Nicole Woods, assistant professor of art history at the University of Notre Dame, has been named a 2019 recipient of an Arts Writers Grant. This award is among the highest honors an art historian or critic can receive, and Woods is one of 19 recipients from a candidate pool of more than 800.
The Arts Writers Grant Program recognizes both the financially precarious situation of arts writers and their essential contribution to artistic culture; it is funded by The Andy Warhol Foundation for the Visual Arts and administered by Creative Capital.
Woods is an expert in Euro-American neo-avant-gardes, performance and conceptual art, intersectional feminism and taste cultures. Her current research includes a consideration of the widespread use of food as an object of consumption and a form of political critique in the work of several late-20th-century artists.

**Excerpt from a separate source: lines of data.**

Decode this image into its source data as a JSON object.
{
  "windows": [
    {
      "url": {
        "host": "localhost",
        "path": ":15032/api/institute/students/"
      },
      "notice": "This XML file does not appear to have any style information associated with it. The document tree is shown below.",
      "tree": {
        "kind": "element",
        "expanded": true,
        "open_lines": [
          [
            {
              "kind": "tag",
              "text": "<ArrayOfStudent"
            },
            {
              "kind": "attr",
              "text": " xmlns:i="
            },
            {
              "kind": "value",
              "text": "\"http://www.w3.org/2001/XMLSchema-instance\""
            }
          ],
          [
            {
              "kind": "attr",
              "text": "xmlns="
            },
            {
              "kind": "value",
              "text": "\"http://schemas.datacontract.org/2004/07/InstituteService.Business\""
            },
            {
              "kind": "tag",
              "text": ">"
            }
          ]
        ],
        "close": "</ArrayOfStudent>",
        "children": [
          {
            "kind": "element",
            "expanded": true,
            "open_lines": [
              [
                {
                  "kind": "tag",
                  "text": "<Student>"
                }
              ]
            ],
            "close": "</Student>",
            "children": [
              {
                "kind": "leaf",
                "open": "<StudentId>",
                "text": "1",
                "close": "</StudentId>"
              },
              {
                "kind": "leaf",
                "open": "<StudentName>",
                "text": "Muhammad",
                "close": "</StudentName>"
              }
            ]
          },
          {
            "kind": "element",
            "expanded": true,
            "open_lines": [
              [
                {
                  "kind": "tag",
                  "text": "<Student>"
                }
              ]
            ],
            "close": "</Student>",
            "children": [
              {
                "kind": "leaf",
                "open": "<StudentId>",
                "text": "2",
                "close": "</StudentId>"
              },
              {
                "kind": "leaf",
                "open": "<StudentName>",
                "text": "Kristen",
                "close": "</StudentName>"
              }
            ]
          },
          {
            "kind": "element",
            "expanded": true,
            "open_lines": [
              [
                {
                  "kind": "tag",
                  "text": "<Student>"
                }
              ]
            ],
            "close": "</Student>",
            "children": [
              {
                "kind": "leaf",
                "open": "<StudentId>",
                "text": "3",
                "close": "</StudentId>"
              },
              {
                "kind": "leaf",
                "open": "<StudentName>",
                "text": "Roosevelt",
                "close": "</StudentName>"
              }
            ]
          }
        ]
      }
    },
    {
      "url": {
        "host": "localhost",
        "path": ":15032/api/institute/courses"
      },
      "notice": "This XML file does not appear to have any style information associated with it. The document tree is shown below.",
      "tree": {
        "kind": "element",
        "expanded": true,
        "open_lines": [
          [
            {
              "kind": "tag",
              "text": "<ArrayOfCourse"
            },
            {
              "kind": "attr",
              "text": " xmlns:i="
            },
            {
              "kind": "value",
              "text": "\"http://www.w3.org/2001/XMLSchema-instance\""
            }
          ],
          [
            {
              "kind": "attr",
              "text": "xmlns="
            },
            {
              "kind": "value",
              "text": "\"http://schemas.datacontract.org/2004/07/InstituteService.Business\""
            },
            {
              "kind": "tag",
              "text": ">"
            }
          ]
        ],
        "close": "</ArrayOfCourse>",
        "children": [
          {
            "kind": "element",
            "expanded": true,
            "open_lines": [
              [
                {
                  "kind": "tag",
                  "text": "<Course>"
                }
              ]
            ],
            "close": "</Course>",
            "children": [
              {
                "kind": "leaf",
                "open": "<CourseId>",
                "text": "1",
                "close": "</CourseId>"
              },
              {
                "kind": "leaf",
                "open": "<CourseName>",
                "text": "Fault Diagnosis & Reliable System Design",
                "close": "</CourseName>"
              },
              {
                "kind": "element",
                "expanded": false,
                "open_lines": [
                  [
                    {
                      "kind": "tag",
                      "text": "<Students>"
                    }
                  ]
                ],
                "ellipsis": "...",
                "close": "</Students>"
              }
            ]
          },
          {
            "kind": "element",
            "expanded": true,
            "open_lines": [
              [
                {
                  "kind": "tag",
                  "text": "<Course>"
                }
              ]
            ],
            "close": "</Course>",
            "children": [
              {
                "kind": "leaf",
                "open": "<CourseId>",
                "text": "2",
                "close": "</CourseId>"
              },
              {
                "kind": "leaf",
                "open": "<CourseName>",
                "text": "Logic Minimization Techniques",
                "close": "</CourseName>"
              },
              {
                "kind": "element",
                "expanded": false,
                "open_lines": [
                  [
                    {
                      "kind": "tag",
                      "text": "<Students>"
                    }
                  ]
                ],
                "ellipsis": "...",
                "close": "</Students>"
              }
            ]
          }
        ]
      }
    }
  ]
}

The Arts Writers Grant will enable Woods to initiate work toward her second book, which focuses on the pioneering African American painter Bob Thompson (1937-1966), an elusive and under-studied figure despite recognition among major museums, including the National Gallery of Art and the Museum of Modern Art.
“My research aims to expand accepted narratives of late modernist art in the 1960s as confined to cool displays of pop and minimalist forms — largely by white male artists — by demonstrating that Thompson’s vibrant expressionist imagery signals a relation to the era’s anxieties about nuclear annihilation,” Woods said. “Paradoxically hopeful that the bourgeoning Space Age could distill a vision of the future that relied on the re-imagining and re-engineering of human experience, Thompson’s visual lexicon of monsters, winged creatures and masked faces may be read as part of a spiritualist defense — one that has its roots in rich African-diasporic cultural traditions.
“I also plan to contextualize Thompson’s abstract figurative painting within the rich African American cultural milieu of New York in the late 1950s-1960s — particularly improvisational jazz and Beat poetry.”
Woods will attend closely to Thompson’s life and work by reviewing primary source materials located in the Smithsonian’s Archives of American Art, which houses the Bob Thompson papers, along with the Judith Wilson papers and Martha Jackson Gallery papers.
“The Wilson Papers are especially important to this project as they contain multiple boxes of handwritten notes, journals, and interviews art historian Judith Wilson conducted with Thompson’s family in preparation for her dissertation on Thompson (much of it unpublished),” Woods said.
Woods’ previous research has also received support from the National Gallery of Art’s Center for Advanced Study in the Visual Arts and the Graham Foundation for Advanced Studies in the Fine Arts.